In Silico Design of a Chimeric Protein Containing Antigenic Fragments of Helicobacter pylori; A Bioinformatic Approach
Nazanin Mohammad1, #, Mehrnaz Taghipour Karsabet1, #, Jafar Amani2, Abolfazl Ardjmand3, Mohsen Razavi Zadeh4, Mohammad Khalifeh Gholi5, Mahmood Saffari1, Amir Ghasemi1, *
Identifiers and Pagination:Year: 2016
First Page: 97
Last Page: 112
Publisher ID: TOMICROJ-10-97
Article History:Received Date: 29/7/2015
Revision Received Date: 21/1/2016
Acceptance Date: 25/1/2016
Electronic publication date: 20/05/2016
Collection year: 2016
open-access license: This is an open access article licensed under the terms of the Creative Commons Attribution-Non-Commercial 4.0 International Public License (CC BY-NC 4.0) (https://creativecommons.org/licenses/by-nc/4.0/legalcode), which permits unrestricted, non-commercial use, distribution and reproduction in any medium, provided the work is properly cited.
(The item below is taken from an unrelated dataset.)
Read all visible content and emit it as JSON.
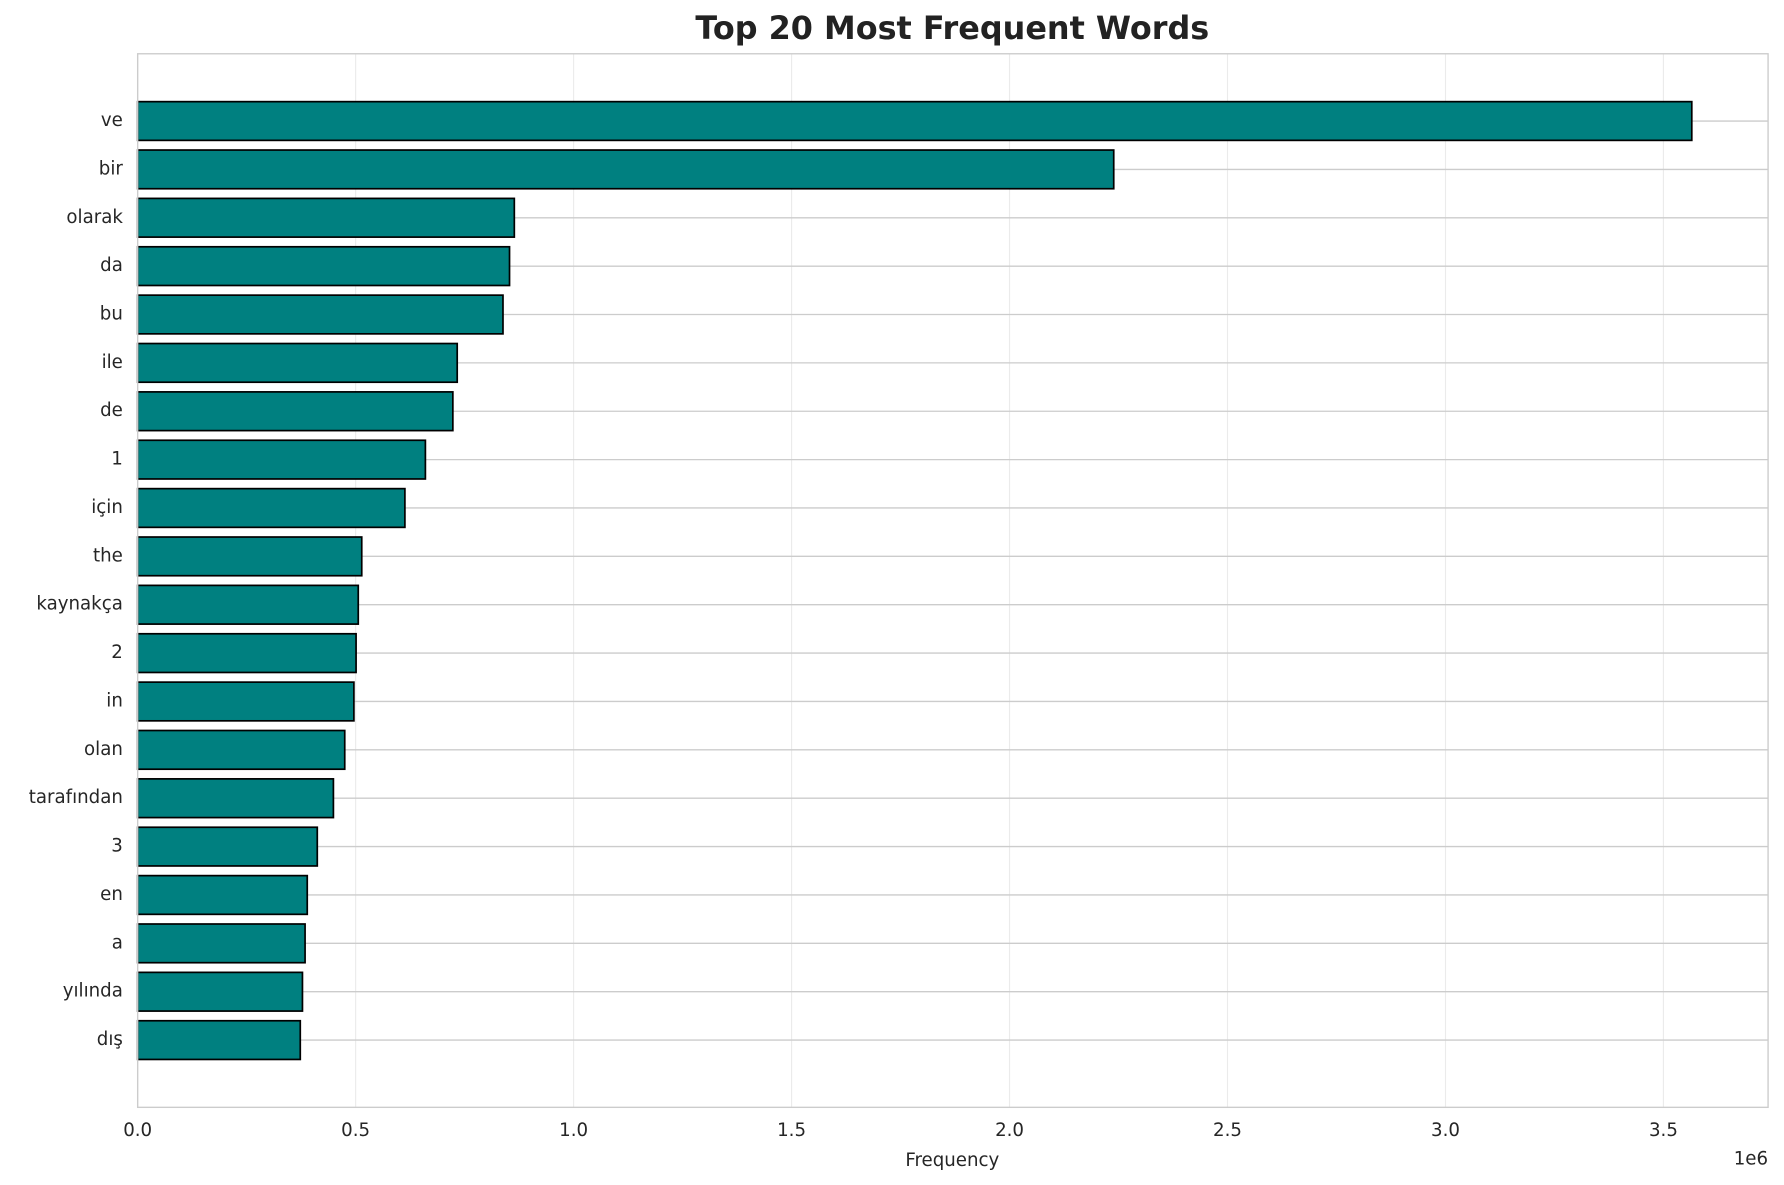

Helicobacter pylori is a global health problem which has encouraged scientists to find new ways to diagnose, immunize and eradicate the H. pylori infection. In silico studies are a promising approach to design new chimeric antigen having the immunogenic potential of several antigens. In order to obtain such benefit in H. pylori vaccine study, a chimeric gene containing four fragments of FliD sequence (1-600 bp), UreB (327-334 bp),VacA (744-805 bp) and CagL(51-100 bp) which have a high density of B- and T-cell epitopes was designed. The secondary and tertiary structures of the chimeric protein and other properties such as stability, solubility and antigenicity were analyzed. The in silico results showed that after optimizing for the purpose of expression in Escherichia coli BL21, the solubility and antigenicity of the construct fragments were highly retained. Most regions of the chimeric protein were found to have a high antigenic propensity and surface accessibility. These results would be useful in animal model application and accounted for the development of an epitope-based vaccine against the H. pylori.